Shecky Greene was not your grandpa's comedian, but with little modern memory of what Shecky Greene's act consisted of, the symbolic nature of his name has been distorted. His contemporaries remember his irreverence. They say he was the most unforgettable comedy performer they ever saw. Ask them what he said on stage - nobody has a clue. He was and always would be a creature of the nightclub; flying off on wild tangents and pulling remarkable stunts, climbing walls and fighting owners. He invented a hysterical, free-form approach to comedy that the confines of a five minute television spot could not handle. Shecky was praised by comedy legend Jack Benny, idolized by comedic subversive Lenny Bruce and lauded by the genre-expanding revolutionary Ernie Kovacs. His reckless abandon on stage fueled a comedic genius, but that same reckless abandon lead to incredible feats of off stage chicanery and fatalistic tumult. One example occurred on a drunken summer evening as Greene and his best friend/nemesis Buddy Hackett viciously fought into the Nevada night, wrestling each other to the desert ground. Hackett, brandishing a firearm, threatened to blow Greene's head off, but Shecky won the struggle. Greene, his foot pressed triumphantly on the throat of the defeated Hackett promised, "If you get up, Buddy - I'm going to kill you."

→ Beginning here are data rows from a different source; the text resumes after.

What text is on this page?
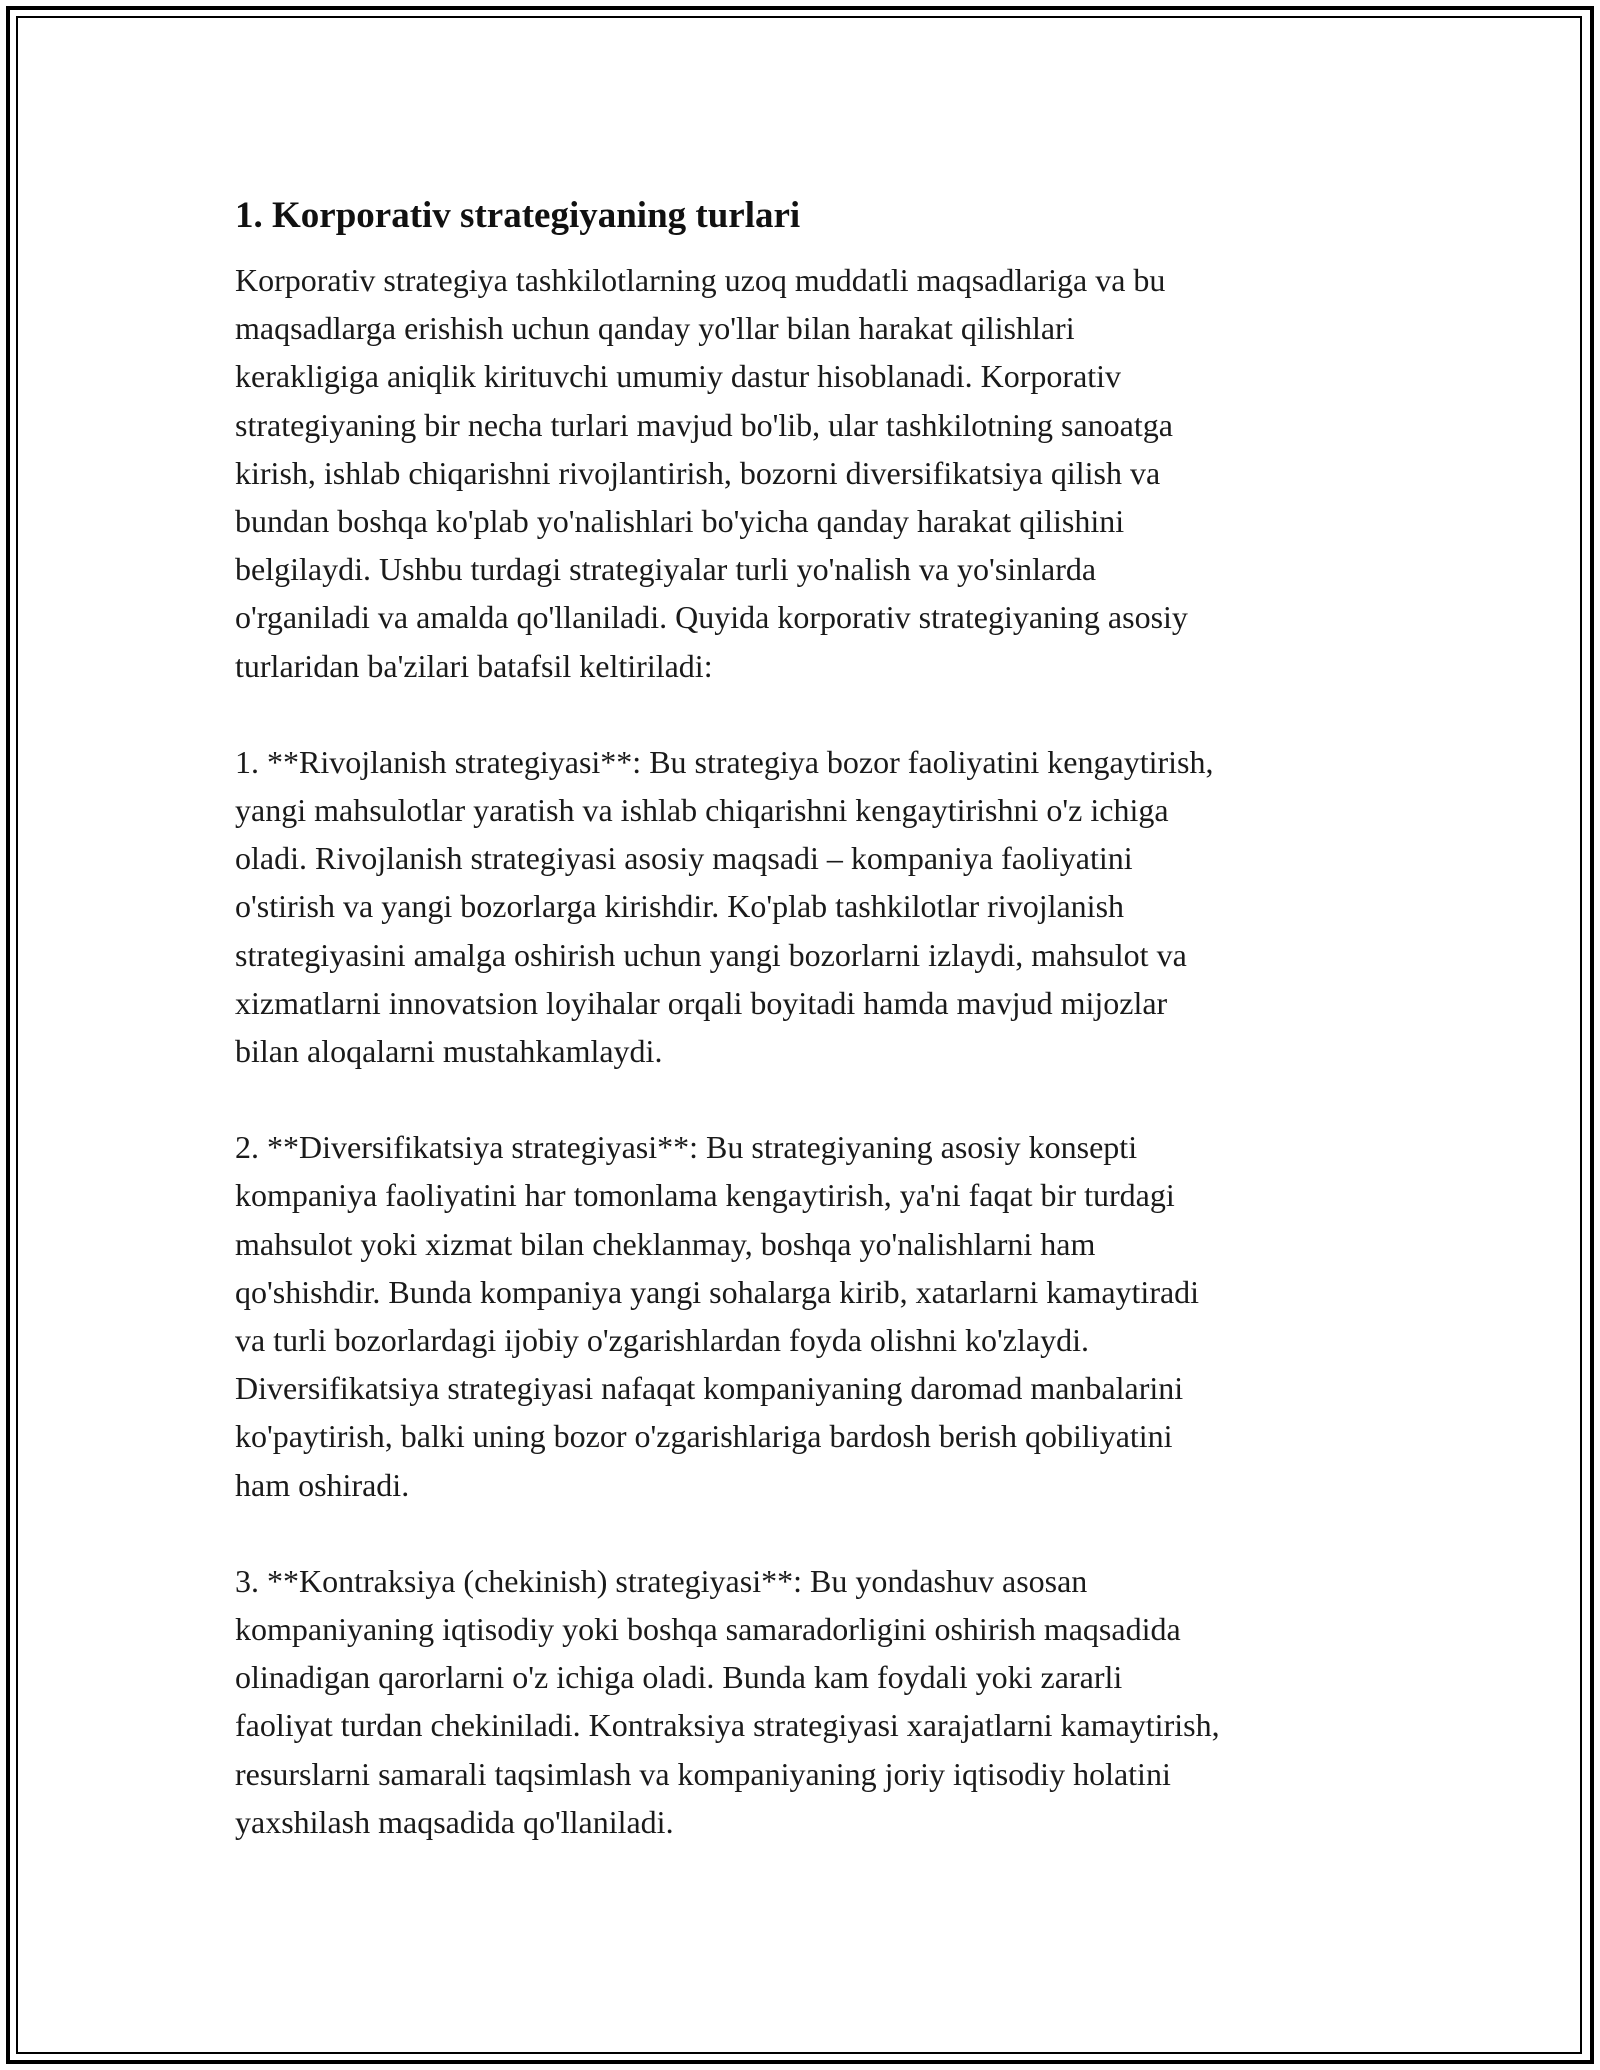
1. Korporativ strategiyaning turlari

Korporativ strategiya tashkilotlarning uzoq muddatli maqsadlariga va bu
maqsadlarga erishish uchun qanday yo'llar bilan harakat qilishlari
kerakligiga aniqlik kirituvchi umumiy dastur hisoblanadi. Korporativ
strategiyaning bir necha turlari mavjud bo'lib, ular tashkilotning sanoatga
kirish, ishlab chiqarishni rivojlantirish, bozorni diversifikatsiya qilish va
bundan boshqa ko'plab yo'nalishlari bo'yicha qanday harakat qilishini
belgilaydi. Ushbu turdagi strategiyalar turli yo'nalish va yo'sinlarda
o'rganiladi va amalda qo'llaniladi. Quyida korporativ strategiyaning asosiy
turlaridan ba'zilari batafsil keltiriladi:

1. **Rivojlanish strategiyasi**: Bu strategiya bozor faoliyatini kengaytirish,
yangi mahsulotlar yaratish va ishlab chiqarishni kengaytirishni o'z ichiga
oladi. Rivojlanish strategiyasi asosiy maqsadi – kompaniya faoliyatini
o'stirish va yangi bozorlarga kirishdir. Ko'plab tashkilotlar rivojlanish
strategiyasini amalga oshirish uchun yangi bozorlarni izlaydi, mahsulot va
xizmatlarni innovatsion loyihalar orqali boyitadi hamda mavjud mijozlar
bilan aloqalarni mustahkamlaydi.

2. **Diversifikatsiya strategiyasi**: Bu strategiyaning asosiy konsepti
kompaniya faoliyatini har tomonlama kengaytirish, ya'ni faqat bir turdagi
mahsulot yoki xizmat bilan cheklanmay, boshqa yo'nalishlarni ham
qo'shishdir. Bunda kompaniya yangi sohalarga kirib, xatarlarni kamaytiradi
va turli bozorlardagi ijobiy o'zgarishlardan foyda olishni ko'zlaydi.
Diversifikatsiya strategiyasi nafaqat kompaniyaning daromad manbalarini
ko'paytirish, balki uning bozor o'zgarishlariga bardosh berish qobiliyatini
ham oshiradi.

3. **Kontraksiya (chekinish) strategiyasi**: Bu yondashuv asosan
kompaniyaning iqtisodiy yoki boshqa samaradorligini oshirish maqsadida
olinadigan qarorlarni o'z ichiga oladi. Bunda kam foydali yoki zararli
faoliyat turdan chekiniladi. Kontraksiya strategiyasi xarajatlarni kamaytirish,
resurslarni samarali taqsimlash va kompaniyaning joriy iqtisodiy holatini
yaxshilash maqsadida qo'llaniladi.
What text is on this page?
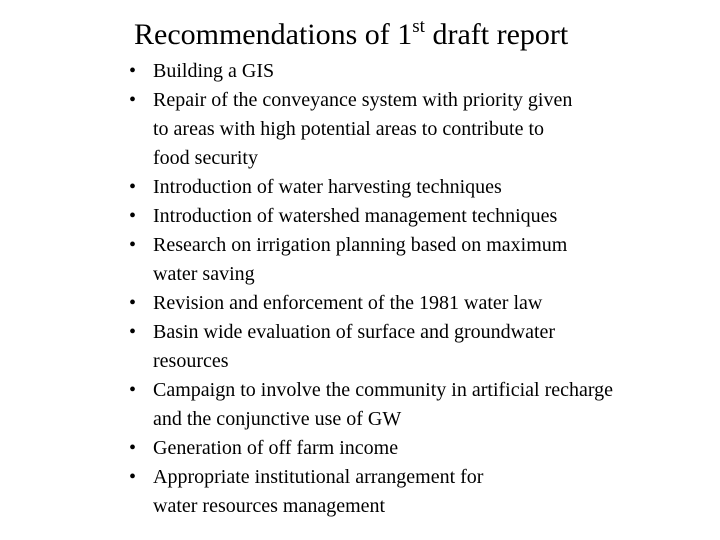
Recommendations of 1st draft report
• Building a GIS
• Repair of the conveyance system with priority given
to areas with high potential areas to contribute to
food security
• Introduction of water harvesting techniques
• Introduction of watershed management techniques
• Research on irrigation planning based on maximum
water saving
• Revision and enforcement of the 1981 water law
• Basin wide evaluation of surface and groundwater
resources
• Campaign to involve the community in artificial recharge
and the conjunctive use of GW
• Generation of off farm income
• Appropriate institutional arrangement for
water resources management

Rather long, and has sections titled "THE NAT KING COLE INCIDENT", "THE ED SULLIVAN INCIDENT", "THE FRANK SINATRA INCIDENT" and "THE JERRY LEWIS INCIDENT".
Happy birthday, Plei! I hope it's full of Scotch and nail polish. Not mixed in the same glass, though.
Perhaps Hec might like it.
That does sound cool. Any story that ends with a man's foot on Buddy Hackett's throat in the Nevada desert intrigues me.